China issued Provisions on Acquisition of Domestic Enterprises by Foreign Investors last year in a bid to regulate foreign M&A activities in the country. In August, the Anti-Monopoly Law was enacted and will take effect next August. The new rules require any major foreign M&A deal to be examined and supervised for national economic and industrial security reasons by relevant government bodies.

But the tightening regulatory environment, experts say, will not deter or scale back foreign M&A activities. "The interest among foreign investors is still overwhelming despite their concerns about regulatory uncertainties," Heller Ehrman's Li says.
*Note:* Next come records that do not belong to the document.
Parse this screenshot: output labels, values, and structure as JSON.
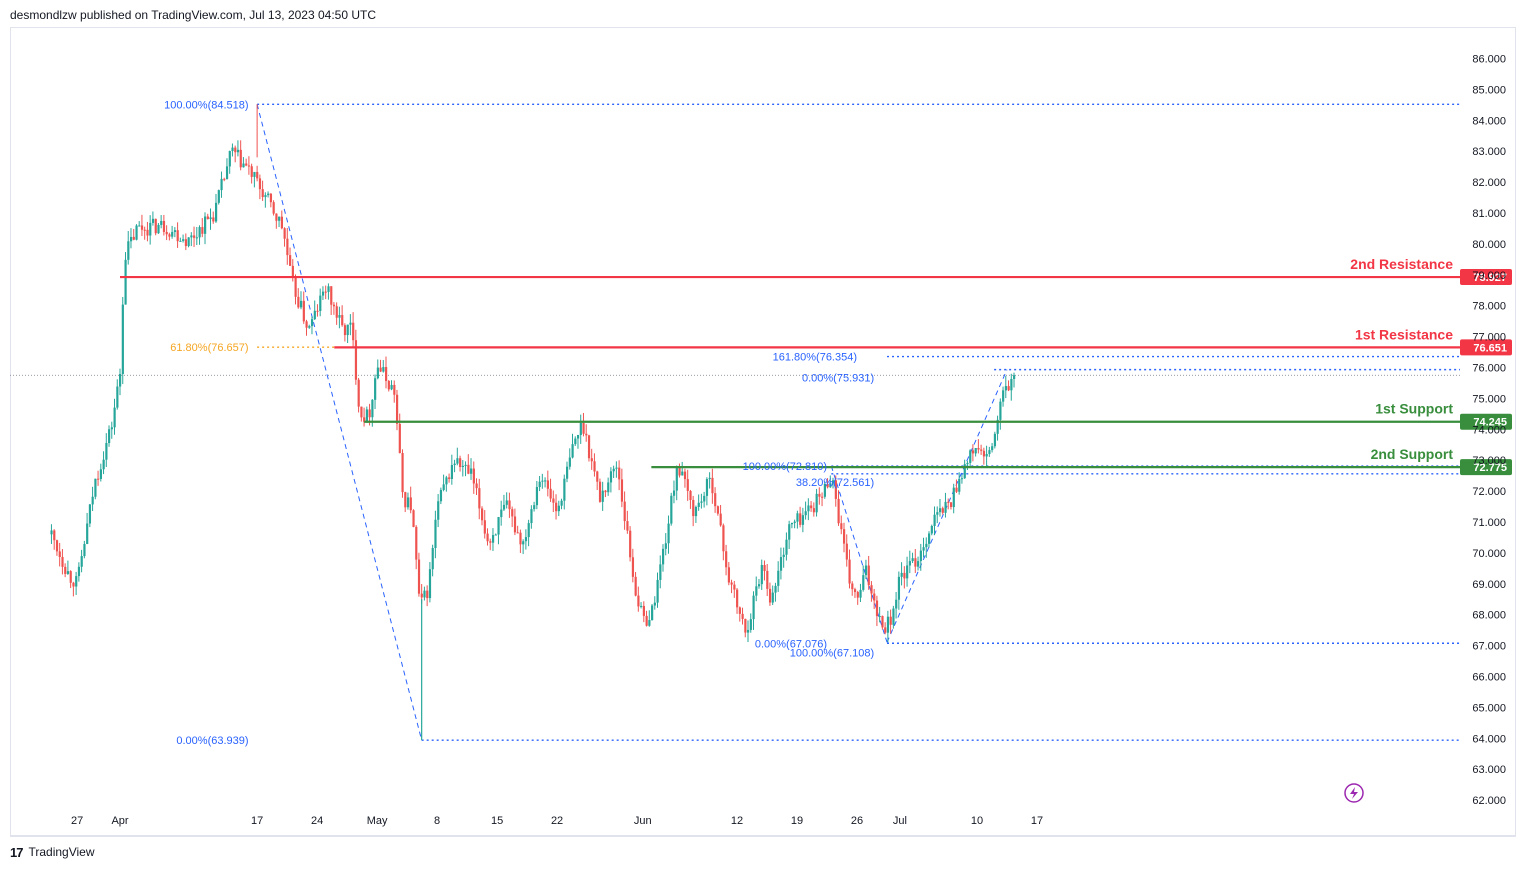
{
  "header": {
    "text": "desmondlzw published on TradingView.com, Jul 13, 2023 04:50 UTC"
  },
  "footer": {
    "logo": "17",
    "brand": "TradingView"
  },
  "colors": {
    "up": "#26a69a",
    "down": "#ef5350",
    "resistance": "#f23645",
    "support": "#388e3c",
    "fib_blue": "#2962ff",
    "fib_orange": "#f5a623"
  },
  "chart_data": {
    "type": "candlestick",
    "title": "",
    "y_axis": {
      "ticks": [
        "86.000",
        "85.000",
        "84.000",
        "83.000",
        "82.000",
        "81.000",
        "80.000",
        "79.000",
        "78.000",
        "77.000",
        "76.000",
        "75.000",
        "74.000",
        "73.000",
        "72.000",
        "71.000",
        "70.000",
        "69.000",
        "68.000",
        "67.000",
        "66.000",
        "65.000",
        "64.000",
        "63.000",
        "62.000"
      ],
      "tick_values": [
        86,
        85,
        84,
        83,
        82,
        81,
        80,
        79,
        78,
        77,
        76,
        75,
        74,
        73,
        72,
        71,
        70,
        69,
        68,
        67,
        66,
        65,
        64,
        63,
        62
      ],
      "range": [
        62,
        86
      ]
    },
    "x_axis": {
      "ticks": [
        "27",
        "Apr",
        "17",
        "24",
        "May",
        "8",
        "15",
        "22",
        "Jun",
        "12",
        "19",
        "26",
        "Jul",
        "10",
        "17"
      ],
      "tick_days": [
        -4,
        1,
        17,
        24,
        31,
        38,
        45,
        52,
        62,
        73,
        80,
        87,
        92,
        101,
        108
      ]
    },
    "last_price": 75.75,
    "levels": [
      {
        "label": "2nd Resistance",
        "value": 78.927,
        "badge": "78.927",
        "kind": "resistance"
      },
      {
        "label": "1st Resistance",
        "value": 76.651,
        "badge": "76.651",
        "kind": "resistance"
      },
      {
        "label": "1st Support",
        "value": 74.245,
        "badge": "74.245",
        "kind": "support"
      },
      {
        "label": "2nd Support",
        "value": 72.775,
        "badge": "72.775",
        "kind": "support"
      }
    ],
    "fib_labels": [
      {
        "text": "100.00%(84.518)",
        "value": 84.518
      },
      {
        "text": "61.80%(76.657)",
        "value": 76.657
      },
      {
        "text": "0.00%(63.939)",
        "value": 63.939
      },
      {
        "text": "161.80%(76.354)",
        "value": 76.354
      },
      {
        "text": "0.00%(75.931)",
        "value": 75.931
      },
      {
        "text": "100.00%(72.810)",
        "value": 72.81
      },
      {
        "text": "38.20%(72.561)",
        "value": 72.561
      },
      {
        "text": "0.00%(67.076)",
        "value": 67.076
      },
      {
        "text": "100.00%(67.108)",
        "value": 67.108
      }
    ],
    "anchors": [
      {
        "day": -7,
        "price": 70.6
      },
      {
        "day": -5,
        "price": 69.3
      },
      {
        "day": -4,
        "price": 69.0
      },
      {
        "day": -2,
        "price": 72.2
      },
      {
        "day": 0,
        "price": 74.1
      },
      {
        "day": 1,
        "price": 75.8
      },
      {
        "day": 1.5,
        "price": 79.6
      },
      {
        "day": 3,
        "price": 80.5
      },
      {
        "day": 6,
        "price": 80.6
      },
      {
        "day": 9,
        "price": 80.1
      },
      {
        "day": 12,
        "price": 81.0
      },
      {
        "day": 14,
        "price": 83.0
      },
      {
        "day": 16,
        "price": 82.4
      },
      {
        "day": 18,
        "price": 81.5
      },
      {
        "day": 20,
        "price": 80.5
      },
      {
        "day": 21,
        "price": 78.8
      },
      {
        "day": 23,
        "price": 77.2
      },
      {
        "day": 25,
        "price": 78.6
      },
      {
        "day": 27,
        "price": 77.2
      },
      {
        "day": 28,
        "price": 77.3
      },
      {
        "day": 29,
        "price": 74.5
      },
      {
        "day": 30,
        "price": 74.4
      },
      {
        "day": 31,
        "price": 76.1
      },
      {
        "day": 33,
        "price": 75.2
      },
      {
        "day": 34,
        "price": 71.8
      },
      {
        "day": 35,
        "price": 71.5
      },
      {
        "day": 36,
        "price": 68.2
      },
      {
        "day": 37,
        "price": 68.9
      },
      {
        "day": 38,
        "price": 71.5
      },
      {
        "day": 40,
        "price": 73.0
      },
      {
        "day": 42,
        "price": 72.5
      },
      {
        "day": 44,
        "price": 70.3
      },
      {
        "day": 46,
        "price": 71.5
      },
      {
        "day": 48,
        "price": 70.3
      },
      {
        "day": 50,
        "price": 72.6
      },
      {
        "day": 52,
        "price": 71.3
      },
      {
        "day": 54,
        "price": 73.6
      },
      {
        "day": 55,
        "price": 74.2
      },
      {
        "day": 57,
        "price": 71.8
      },
      {
        "day": 59,
        "price": 72.9
      },
      {
        "day": 61,
        "price": 69.0
      },
      {
        "day": 62,
        "price": 67.8
      },
      {
        "day": 63,
        "price": 68.0
      },
      {
        "day": 65,
        "price": 71.0
      },
      {
        "day": 66,
        "price": 72.9
      },
      {
        "day": 68,
        "price": 71.3
      },
      {
        "day": 70,
        "price": 72.4
      },
      {
        "day": 72,
        "price": 69.2
      },
      {
        "day": 74,
        "price": 67.4
      },
      {
        "day": 76,
        "price": 69.7
      },
      {
        "day": 77,
        "price": 68.4
      },
      {
        "day": 79,
        "price": 70.8
      },
      {
        "day": 81,
        "price": 71.3
      },
      {
        "day": 83,
        "price": 71.9
      },
      {
        "day": 84,
        "price": 72.6
      },
      {
        "day": 86,
        "price": 69.2
      },
      {
        "day": 87,
        "price": 68.4
      },
      {
        "day": 88,
        "price": 69.4
      },
      {
        "day": 90,
        "price": 67.6
      },
      {
        "day": 91,
        "price": 67.9
      },
      {
        "day": 92,
        "price": 69.2
      },
      {
        "day": 94,
        "price": 69.8
      },
      {
        "day": 96,
        "price": 71.1
      },
      {
        "day": 98,
        "price": 71.7
      },
      {
        "day": 99,
        "price": 72.5
      },
      {
        "day": 101,
        "price": 73.5
      },
      {
        "day": 102,
        "price": 72.9
      },
      {
        "day": 103,
        "price": 73.7
      },
      {
        "day": 104,
        "price": 75.1
      },
      {
        "day": 105.5,
        "price": 75.75
      }
    ]
  }
}
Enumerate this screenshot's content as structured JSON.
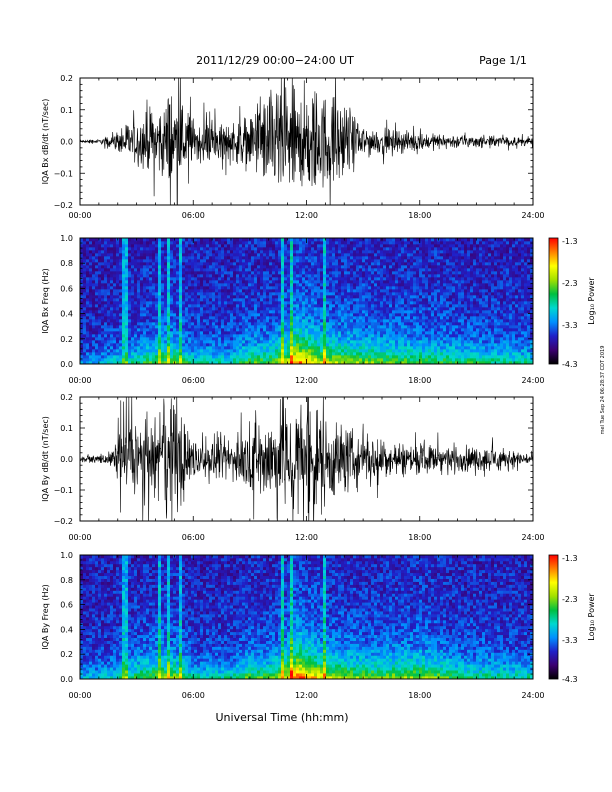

The number of M&A deals involving foreign capital decreased slightly to 296 in the first half of this year, down from 316 in the first half of 2006, according to data complied by industry journal M&A Asia. The slump was mainly due to the bull stock market, which has pushed up share prices and transaction costs, and the uncertainty about regulatory approval procedures, experts say.

The situation is likely to continue in the second half of this year until valuation expectations subside, and financial investors are likely to remain focused on minority positions in larger transactions until they sense a change in the regulatory landscape, says Gabriel Wong, a corporate finance partner of international accounting firm PricewaterhouseCoopers (PwC).

"The slowed pace is mainly due to the increasingly complicated approval procedures, which may also vary from one locality to another," Li says. "It (the tightened rules) would prolong the approval time and make deals more difficult to structure, but would not deter foreign investors from chasing M&As."

Some experts say the recent government moves to regulate foreign M&A activities will make China more attractive for foreign investors in the long run.

"A more transparent M&A regulatory mechanism, which reduces uncertainties, will benefit all parties in this game," says Feng Lei, a researcher with the Chinese Academy of Social Sciences.